The Main Problem With Aadhaar is Still Not Being Addressed

Day 29 of the Aadhaar hearings, which took place on Tuesday, has been widely reported for Justice Chandrachud’s question on whether Aadhaar data can be used to influence elections. He also looked into the allegation from the UIDAI that Google and other tech companies oppose Aadhaar as it would affect their business (data). However, a sober reading of the court proceedings is in order.

As the UIDAI’s Counsel Rakesh Dwivedi pointed out, the Aadhaar data held by the UIDAI cannot help in influencing elections. This is because the data held by the UIDAI does not contain anything other than biometrics and authentication requests. These authentication requests are also anonymised to the extent that the purpose of verification is not known to the UIDAI. However, the other question posed by Justice Chandrachud should cause citizens to worry about Aadhaar – whether sections 8(3) and 29(3) of the Aadhaar Act can be misused by authenticating agencies.

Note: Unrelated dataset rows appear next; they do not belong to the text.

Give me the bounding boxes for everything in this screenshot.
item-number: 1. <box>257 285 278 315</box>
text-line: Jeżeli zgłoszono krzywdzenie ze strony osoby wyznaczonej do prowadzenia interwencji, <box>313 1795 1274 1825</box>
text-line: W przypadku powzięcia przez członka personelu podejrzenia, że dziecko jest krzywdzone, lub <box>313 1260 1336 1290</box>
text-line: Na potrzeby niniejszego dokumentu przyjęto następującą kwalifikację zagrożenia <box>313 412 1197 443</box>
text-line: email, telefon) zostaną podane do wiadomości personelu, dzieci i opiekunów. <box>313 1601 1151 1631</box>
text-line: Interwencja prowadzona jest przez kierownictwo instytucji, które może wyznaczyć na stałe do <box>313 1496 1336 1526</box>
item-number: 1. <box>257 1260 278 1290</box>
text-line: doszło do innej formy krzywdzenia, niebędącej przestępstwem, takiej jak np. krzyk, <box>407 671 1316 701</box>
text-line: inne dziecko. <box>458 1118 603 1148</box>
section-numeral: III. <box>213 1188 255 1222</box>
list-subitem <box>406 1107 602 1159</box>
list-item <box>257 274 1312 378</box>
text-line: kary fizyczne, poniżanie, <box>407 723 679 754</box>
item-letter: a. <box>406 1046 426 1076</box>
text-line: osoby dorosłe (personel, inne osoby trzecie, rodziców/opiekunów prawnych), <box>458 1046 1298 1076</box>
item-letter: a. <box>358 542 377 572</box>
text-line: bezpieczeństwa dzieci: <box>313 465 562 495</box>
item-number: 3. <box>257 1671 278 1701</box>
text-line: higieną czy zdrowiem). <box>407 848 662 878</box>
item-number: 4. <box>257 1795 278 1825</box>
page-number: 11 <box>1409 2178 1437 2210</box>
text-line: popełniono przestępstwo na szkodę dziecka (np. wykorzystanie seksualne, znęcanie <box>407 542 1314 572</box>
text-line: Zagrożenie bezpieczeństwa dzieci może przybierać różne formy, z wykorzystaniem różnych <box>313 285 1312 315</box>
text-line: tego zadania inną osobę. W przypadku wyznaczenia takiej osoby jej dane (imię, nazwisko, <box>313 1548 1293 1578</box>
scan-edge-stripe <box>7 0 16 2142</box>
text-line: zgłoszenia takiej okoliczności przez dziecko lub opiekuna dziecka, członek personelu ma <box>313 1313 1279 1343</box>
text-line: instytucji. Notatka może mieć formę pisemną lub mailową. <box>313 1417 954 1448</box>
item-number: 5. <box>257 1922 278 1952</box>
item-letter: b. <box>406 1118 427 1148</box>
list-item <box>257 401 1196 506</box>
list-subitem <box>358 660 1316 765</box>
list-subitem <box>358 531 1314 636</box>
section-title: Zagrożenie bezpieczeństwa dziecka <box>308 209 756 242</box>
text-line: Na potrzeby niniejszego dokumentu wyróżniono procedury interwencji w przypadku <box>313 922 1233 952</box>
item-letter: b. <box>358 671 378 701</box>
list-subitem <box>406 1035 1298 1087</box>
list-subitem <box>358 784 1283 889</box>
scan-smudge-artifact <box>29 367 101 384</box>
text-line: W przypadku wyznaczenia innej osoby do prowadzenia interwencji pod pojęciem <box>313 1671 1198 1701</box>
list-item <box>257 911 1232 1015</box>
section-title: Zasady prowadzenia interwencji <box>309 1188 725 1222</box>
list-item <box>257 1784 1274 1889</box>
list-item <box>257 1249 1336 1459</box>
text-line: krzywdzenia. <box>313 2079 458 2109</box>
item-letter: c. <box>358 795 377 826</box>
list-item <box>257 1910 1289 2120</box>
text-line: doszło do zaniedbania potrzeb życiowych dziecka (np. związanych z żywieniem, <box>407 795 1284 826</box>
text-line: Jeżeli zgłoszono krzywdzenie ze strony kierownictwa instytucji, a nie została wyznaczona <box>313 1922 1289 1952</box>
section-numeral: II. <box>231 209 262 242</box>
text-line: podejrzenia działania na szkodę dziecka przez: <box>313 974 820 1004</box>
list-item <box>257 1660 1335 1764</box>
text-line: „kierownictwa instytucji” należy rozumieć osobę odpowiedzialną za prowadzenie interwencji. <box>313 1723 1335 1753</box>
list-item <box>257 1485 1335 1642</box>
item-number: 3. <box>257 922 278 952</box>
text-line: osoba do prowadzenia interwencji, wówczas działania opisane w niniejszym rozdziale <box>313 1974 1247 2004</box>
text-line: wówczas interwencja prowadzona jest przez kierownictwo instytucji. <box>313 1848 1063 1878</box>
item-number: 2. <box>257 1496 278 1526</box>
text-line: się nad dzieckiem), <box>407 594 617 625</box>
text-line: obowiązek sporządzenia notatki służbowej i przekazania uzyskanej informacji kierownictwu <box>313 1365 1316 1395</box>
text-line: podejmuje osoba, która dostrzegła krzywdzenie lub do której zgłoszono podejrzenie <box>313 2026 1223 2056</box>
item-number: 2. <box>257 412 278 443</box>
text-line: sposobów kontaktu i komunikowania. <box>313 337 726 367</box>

Section 8(3) of the Aadhaar Act places a duty on the requesting agencies to inform individuals the nature of the information that may be shared upon authentication, the uses the information may be put to by the requesting entity, and alternative identity documentation that the entity accepts. The legalese apart, a requesting entity can be an internet service provider, a hospital or a car dealership, among others. Therefore, this particular provision, apart from placing a duty on the requesting entity to ensure the informed consent of individuals, also confirms that a requesting entity can store the information. Informing the customer that the information will be used to improve services is a broad concept. It can be argued that a car dealership sharing the information with vehicle insurance companies also falls within this ‘purpose’. Section 29(3) supports the provisions of section 8(3) to the extent that the information shared by the requesting entity cannot be used for any purpose other than agreed and consented to by the individual. This information is more valuable to corporates than the name and date of birth of an individual. The companies do not even need this information, the information can be learned from the nature of services the verification is required for.

This particular aspect was contended by Senior Counsel Rakesh Dwivedi on the grounds that the UIDAI comes under Article 32, meaning that a petition for enforcing fundamental rights can come against them. He then referred to section 57 of the Act and stated that private entities that discharge government functions on contract can also be brought to book under the Constitution. Section 57 states that the Aadhaar number can be used for establishing an individual’s identity for any purpose, irrespective of whether by the government, a person, or a company. This, of course, is on the condition that the authentication is required by law, and it must follow the procedure in Section 8.

Dwivedi further made a reference to Sections 7 and 57 of the Act stating that the former expands the scope of the Act, while the latter restricts it. Section 7 empowers the government to notify for which schemes Aadhaar verification is necessary. However, the argument of the Senior Counsel appears strange since section 57 also authorises private entities to seek Aadhaar from individuals. On this note, Dwivedi conceded that the Aadhaar is good for the public distribution system, even though it may not hold much ground under the Prevention of Money Laundering Act.

The startling revelation that many have been harping on – that tech companies want to scuttle Aadhaar – is based on the submission that the Central Identities Data Repository (CIDR) is not linked to the internet. It has been reported that the tech companies want to make use of the metadata to drive up their profits, and hence proposals for Aadhaar to be scaled down to a ‘smart card’ system which can be swiped have been suggested. This line is merely another ‘foreign hand’ argument. Tech companies already have access to more information than Aadhaar can offer. Ola, for example, knows which cities a person frequents as well as what class of vehicle the person prefers. Food delivery apps and sites know which restaurants a person frequents as well as how often a person goes out. Google, of course, has access to all of this since most smartphone users in India run on Google’s Android system. What more could Aadhaar provide?

The Senior Counsel referred to the Information Technology Act, 2000, stating that the CIDR database is protected by the Act. Hacking or unauthorised access apart, the problem is not the biometrics or the use of Aadhaar as much as the verification process. The Aadhaar project was initially mooted as a panacea based on biometric authentication. The problem is that in a country with poor IT infrastructure – think cell phone and internet connectivity – this is not actually feasible unless the infrastructure is built. Therefore, the Aadhaar Act provides that the Aadhaar number can be used, as well as, is the proof of possessing or having applied for an Aadhaar. This change of tack has severely weakened the security infrastructure of the entire project. The reason is that Aadhaar, unlike a driving license or the new voter IDs, is printed on a piece of paper and can be reprinted multiple times, let alone edited –with photoshop or MS Paint for example. This is, however, digressing from the fact that the Aadhaar number is now the ‘proof’ of identity. Consider the Bhim App, one has to link their Aadhaar with their bank account to use it. However, with this information, a person can change the number the account is linked to. Hence, a person can carry out transactions using another person’s bank account and Aadhaar number. This information can be easily obtained by simple ‘social engineering’ where the fraudster pretends to be calling from the bank and is then able to fool those unfamiliar with technology – the aged and the illiterate.